Using primary sources and engaging commentary, Mary Ann Cutter’s Death: A Reader offers an excellent introduction to global understandings of death originating from Asia, the Near and Middle East, and the West. 

“Death is an event that all human beings face in their lives, both vicariously in the deaths of other persons and personally in their own death. . . . Death: A Reader offers a good, culturally and philosophically balanced first point of entry to exploring various philosophical and religious perspectives on death.”

Catholic Library World

Lives of the Sleepers
by Ned Balbo

From Dante’s circles of hell to a Hitchcock movie, the characters in the Lives of the Sleepers navigate the ecstasy and grief of love across time, dimension, and place. Balbo’s award-winning poetry collection beautifully unites the voices of the contemporary and the historical. 

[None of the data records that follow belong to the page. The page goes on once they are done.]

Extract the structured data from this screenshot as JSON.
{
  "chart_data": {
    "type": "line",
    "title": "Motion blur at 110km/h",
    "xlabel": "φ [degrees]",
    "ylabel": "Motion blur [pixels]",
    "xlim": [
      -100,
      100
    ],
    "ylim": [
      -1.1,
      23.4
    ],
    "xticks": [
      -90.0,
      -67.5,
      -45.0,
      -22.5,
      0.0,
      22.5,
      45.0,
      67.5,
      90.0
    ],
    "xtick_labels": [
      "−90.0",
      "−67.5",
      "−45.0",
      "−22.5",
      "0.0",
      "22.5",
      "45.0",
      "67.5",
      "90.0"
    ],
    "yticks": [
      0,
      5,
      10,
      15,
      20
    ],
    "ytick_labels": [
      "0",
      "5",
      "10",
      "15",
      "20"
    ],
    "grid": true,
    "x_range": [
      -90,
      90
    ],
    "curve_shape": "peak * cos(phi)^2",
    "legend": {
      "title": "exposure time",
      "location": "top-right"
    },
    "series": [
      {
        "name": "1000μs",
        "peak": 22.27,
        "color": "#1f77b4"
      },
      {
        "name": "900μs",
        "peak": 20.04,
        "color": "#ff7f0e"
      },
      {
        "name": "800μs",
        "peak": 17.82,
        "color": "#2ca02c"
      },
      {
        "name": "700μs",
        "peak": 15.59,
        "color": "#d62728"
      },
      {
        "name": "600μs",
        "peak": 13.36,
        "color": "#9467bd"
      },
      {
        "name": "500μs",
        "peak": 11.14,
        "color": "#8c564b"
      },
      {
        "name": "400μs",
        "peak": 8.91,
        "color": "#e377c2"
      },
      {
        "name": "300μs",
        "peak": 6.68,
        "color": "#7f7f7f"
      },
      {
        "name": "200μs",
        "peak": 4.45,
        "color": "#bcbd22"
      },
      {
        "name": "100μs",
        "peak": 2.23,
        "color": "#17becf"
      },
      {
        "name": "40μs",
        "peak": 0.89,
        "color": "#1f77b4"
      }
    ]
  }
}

“Among Balbo’s most significant achievements in this volume is the way he inspects humanity from a biological perspective. He often reveals what is most human (loss, love, transformation, moral deformity) by writing with scientific exactness about bees, birds, and banana slugs. . . Balbo creates a collection distinguished for its eloquent merging of the historic, the biological, and the mythic.”

American Book Review

The Uses of Darkness:
Women’s Underworld Journeys, Ancient and Modern

by Laurie Brands Gagné

By drawing upon the goddess tradition, Laurie Brands Gagné’s The Uses of Darkness details the reclamation of wisdom and sensuality in the spiritual journeys of mythical women.

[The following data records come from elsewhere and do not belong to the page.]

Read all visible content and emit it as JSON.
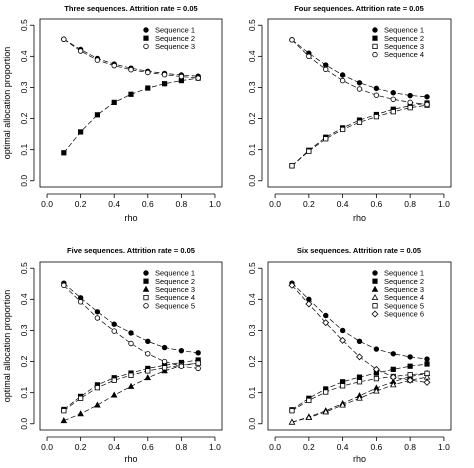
{
  "chart_data": [
    {
      "type": "line",
      "title": "Three sequences. Attrition rate = 0.05",
      "xlabel": "rho",
      "ylabel": "optimal allocation proportion",
      "xlim": [
        0.0,
        1.0
      ],
      "ylim": [
        0.0,
        0.5
      ],
      "xticks": [
        "0.0",
        "0.2",
        "0.4",
        "0.6",
        "0.8",
        "1.0"
      ],
      "yticks": [
        "0.0",
        "0.1",
        "0.2",
        "0.3",
        "0.4",
        "0.5"
      ],
      "legend_position": "top-right",
      "x": [
        0.1,
        0.2,
        0.3,
        0.4,
        0.5,
        0.6,
        0.7,
        0.8,
        0.9
      ],
      "series": [
        {
          "name": "Sequence 1",
          "marker": "filled-circle",
          "values": [
            0.455,
            0.422,
            0.393,
            0.375,
            0.362,
            0.352,
            0.345,
            0.34,
            0.336
          ]
        },
        {
          "name": "Sequence 2",
          "marker": "filled-square",
          "values": [
            0.09,
            0.157,
            0.212,
            0.252,
            0.278,
            0.298,
            0.312,
            0.322,
            0.33
          ]
        },
        {
          "name": "Sequence 3",
          "marker": "open-circle",
          "values": [
            0.455,
            0.417,
            0.388,
            0.37,
            0.357,
            0.348,
            0.341,
            0.335,
            0.33
          ]
        }
      ]
    },
    {
      "type": "line",
      "title": "Four sequences. Attrition rate = 0.05",
      "xlabel": "rho",
      "ylabel": "",
      "xlim": [
        0.0,
        1.0
      ],
      "ylim": [
        0.0,
        0.5
      ],
      "xticks": [
        "0.0",
        "0.2",
        "0.4",
        "0.6",
        "0.8",
        "1.0"
      ],
      "yticks": [
        "0.0",
        "0.1",
        "0.2",
        "0.3",
        "0.4",
        "0.5"
      ],
      "legend_position": "top-right",
      "x": [
        0.1,
        0.2,
        0.3,
        0.4,
        0.5,
        0.6,
        0.7,
        0.8,
        0.9
      ],
      "series": [
        {
          "name": "Sequence 1",
          "marker": "filled-circle",
          "values": [
            0.453,
            0.41,
            0.372,
            0.34,
            0.315,
            0.297,
            0.283,
            0.274,
            0.27
          ]
        },
        {
          "name": "Sequence 2",
          "marker": "filled-square",
          "values": [
            0.048,
            0.098,
            0.14,
            0.17,
            0.195,
            0.213,
            0.23,
            0.241,
            0.25
          ]
        },
        {
          "name": "Sequence 3",
          "marker": "open-square",
          "values": [
            0.048,
            0.095,
            0.135,
            0.165,
            0.188,
            0.206,
            0.222,
            0.235,
            0.243
          ]
        },
        {
          "name": "Sequence 4",
          "marker": "open-circle",
          "values": [
            0.453,
            0.4,
            0.358,
            0.322,
            0.295,
            0.275,
            0.262,
            0.252,
            0.245
          ]
        }
      ]
    },
    {
      "type": "line",
      "title": "Five sequences. Attrition rate = 0.05",
      "xlabel": "rho",
      "ylabel": "optimal allocation proportion",
      "xlim": [
        0.0,
        1.0
      ],
      "ylim": [
        0.0,
        0.5
      ],
      "xticks": [
        "0.0",
        "0.2",
        "0.4",
        "0.6",
        "0.8",
        "1.0"
      ],
      "yticks": [
        "0.0",
        "0.1",
        "0.2",
        "0.3",
        "0.4",
        "0.5"
      ],
      "legend_position": "top-right",
      "x": [
        0.1,
        0.2,
        0.3,
        0.4,
        0.5,
        0.6,
        0.7,
        0.8,
        0.9
      ],
      "series": [
        {
          "name": "Sequence 1",
          "marker": "filled-circle",
          "values": [
            0.452,
            0.405,
            0.36,
            0.32,
            0.292,
            0.265,
            0.245,
            0.235,
            0.228
          ]
        },
        {
          "name": "Sequence 2",
          "marker": "filled-square",
          "values": [
            0.046,
            0.088,
            0.125,
            0.148,
            0.163,
            0.178,
            0.188,
            0.197,
            0.205
          ]
        },
        {
          "name": "Sequence 3",
          "marker": "filled-triangle",
          "values": [
            0.01,
            0.032,
            0.06,
            0.092,
            0.12,
            0.148,
            0.17,
            0.187,
            0.195
          ]
        },
        {
          "name": "Sequence 4",
          "marker": "open-square",
          "values": [
            0.042,
            0.082,
            0.116,
            0.14,
            0.156,
            0.17,
            0.18,
            0.188,
            0.195
          ]
        },
        {
          "name": "Sequence 5",
          "marker": "open-circle",
          "values": [
            0.445,
            0.392,
            0.34,
            0.298,
            0.258,
            0.225,
            0.2,
            0.185,
            0.178
          ]
        }
      ]
    },
    {
      "type": "line",
      "title": "Six sequences. Attrition rate = 0.05",
      "xlabel": "rho",
      "ylabel": "",
      "xlim": [
        0.0,
        1.0
      ],
      "ylim": [
        0.0,
        0.5
      ],
      "xticks": [
        "0.0",
        "0.2",
        "0.4",
        "0.6",
        "0.8",
        "1.0"
      ],
      "yticks": [
        "0.0",
        "0.1",
        "0.2",
        "0.3",
        "0.4",
        "0.5"
      ],
      "legend_position": "top-right",
      "x": [
        0.1,
        0.2,
        0.3,
        0.4,
        0.5,
        0.6,
        0.7,
        0.8,
        0.9
      ],
      "series": [
        {
          "name": "Sequence 1",
          "marker": "filled-circle",
          "values": [
            0.452,
            0.4,
            0.348,
            0.3,
            0.265,
            0.24,
            0.225,
            0.215,
            0.208
          ]
        },
        {
          "name": "Sequence 2",
          "marker": "filled-square",
          "values": [
            0.045,
            0.082,
            0.112,
            0.135,
            0.15,
            0.163,
            0.175,
            0.185,
            0.192
          ]
        },
        {
          "name": "Sequence 3",
          "marker": "filled-triangle",
          "values": [
            0.005,
            0.022,
            0.042,
            0.065,
            0.09,
            0.115,
            0.135,
            0.152,
            0.162
          ]
        },
        {
          "name": "Sequence 4",
          "marker": "open-triangle",
          "values": [
            0.005,
            0.02,
            0.038,
            0.06,
            0.082,
            0.105,
            0.125,
            0.14,
            0.15
          ]
        },
        {
          "name": "Sequence 5",
          "marker": "open-square",
          "values": [
            0.042,
            0.075,
            0.102,
            0.122,
            0.135,
            0.145,
            0.152,
            0.158,
            0.162
          ]
        },
        {
          "name": "Sequence 6",
          "marker": "open-diamond",
          "values": [
            0.445,
            0.385,
            0.325,
            0.268,
            0.215,
            0.175,
            0.15,
            0.14,
            0.133
          ]
        }
      ]
    }
  ]
}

“Gagné explores women’s psychological and spiritual journeys through the lens of three ancient myths and modern literature. . . . Those unfamiliar with the literature that Gagné refers to will have limited appreciation of the study—those who know it will find her work masterful.”


Ghosts of the Somme:
Commemoration and Culture War in Northern Ireland

by Jonathan Evershed

Jonathan Evershed’s Ghosts of the Somme effectively examines the complex social, cultural, political, and economic forces underpinning the Ulster Loyalist commemoration of the Battle of the Somme in Ireland’s Decade of Centenaries. 

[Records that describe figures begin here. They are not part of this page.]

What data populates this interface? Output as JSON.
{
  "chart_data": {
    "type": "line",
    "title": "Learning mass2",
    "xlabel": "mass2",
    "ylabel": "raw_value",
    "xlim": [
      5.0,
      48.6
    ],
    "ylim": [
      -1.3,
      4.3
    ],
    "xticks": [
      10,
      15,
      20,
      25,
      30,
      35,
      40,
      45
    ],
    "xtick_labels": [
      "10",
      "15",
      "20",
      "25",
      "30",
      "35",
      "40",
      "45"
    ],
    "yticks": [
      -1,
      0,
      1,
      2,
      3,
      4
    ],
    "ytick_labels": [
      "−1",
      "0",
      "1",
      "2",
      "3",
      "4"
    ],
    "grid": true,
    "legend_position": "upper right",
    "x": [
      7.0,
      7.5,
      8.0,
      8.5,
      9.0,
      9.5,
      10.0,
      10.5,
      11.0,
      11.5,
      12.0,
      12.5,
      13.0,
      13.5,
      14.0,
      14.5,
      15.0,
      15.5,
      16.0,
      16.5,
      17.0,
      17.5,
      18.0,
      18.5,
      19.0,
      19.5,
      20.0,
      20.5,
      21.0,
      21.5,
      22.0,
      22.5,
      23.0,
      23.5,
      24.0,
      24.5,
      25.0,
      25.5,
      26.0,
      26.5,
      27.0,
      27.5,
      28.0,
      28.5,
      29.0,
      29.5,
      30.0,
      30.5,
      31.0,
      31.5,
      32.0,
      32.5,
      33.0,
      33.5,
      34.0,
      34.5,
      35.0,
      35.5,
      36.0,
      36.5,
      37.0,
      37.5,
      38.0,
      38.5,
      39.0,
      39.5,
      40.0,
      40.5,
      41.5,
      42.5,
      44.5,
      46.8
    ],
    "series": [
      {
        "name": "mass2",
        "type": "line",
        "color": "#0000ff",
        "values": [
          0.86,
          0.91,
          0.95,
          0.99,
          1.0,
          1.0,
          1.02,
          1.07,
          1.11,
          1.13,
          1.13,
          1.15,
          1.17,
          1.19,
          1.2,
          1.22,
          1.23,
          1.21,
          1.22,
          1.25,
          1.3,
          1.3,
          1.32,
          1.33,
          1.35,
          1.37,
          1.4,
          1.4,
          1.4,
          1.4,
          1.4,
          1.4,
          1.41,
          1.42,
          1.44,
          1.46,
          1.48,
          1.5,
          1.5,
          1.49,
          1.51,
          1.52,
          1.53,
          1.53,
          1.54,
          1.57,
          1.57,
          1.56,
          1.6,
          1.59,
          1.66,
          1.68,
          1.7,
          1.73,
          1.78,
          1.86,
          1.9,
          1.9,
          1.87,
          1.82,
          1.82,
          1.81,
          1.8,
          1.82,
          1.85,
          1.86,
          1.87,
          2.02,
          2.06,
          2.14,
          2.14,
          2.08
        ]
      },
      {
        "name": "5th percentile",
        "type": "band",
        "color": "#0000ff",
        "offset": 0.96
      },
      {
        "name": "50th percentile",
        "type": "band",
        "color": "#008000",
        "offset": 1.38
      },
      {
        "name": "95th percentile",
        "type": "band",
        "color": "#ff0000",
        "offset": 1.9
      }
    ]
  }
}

“. . . a thoughtful and provocative exploration of Loyalist discourses of memory in the new (post-Belfast Agreement) Northern Ireland. . . there is no denying that Evershed has written something introspective and unique.”

Irish Political Studies

by Gregory Mellema

With an accessible and lively voice, Gregory Mellema’s Sin presents a diverse collection of writing on topics related to sin that range from the Islamic code of ethics to the doctrine of original sin.

“Mellema suggests that we understand the Christian idea of original sin as a kind of ‘moral taint’ – that contemporary human beings ‘can be tainted by the evil acts of others to whom they are connected…’ even if they themselves are not responsible for those actions.”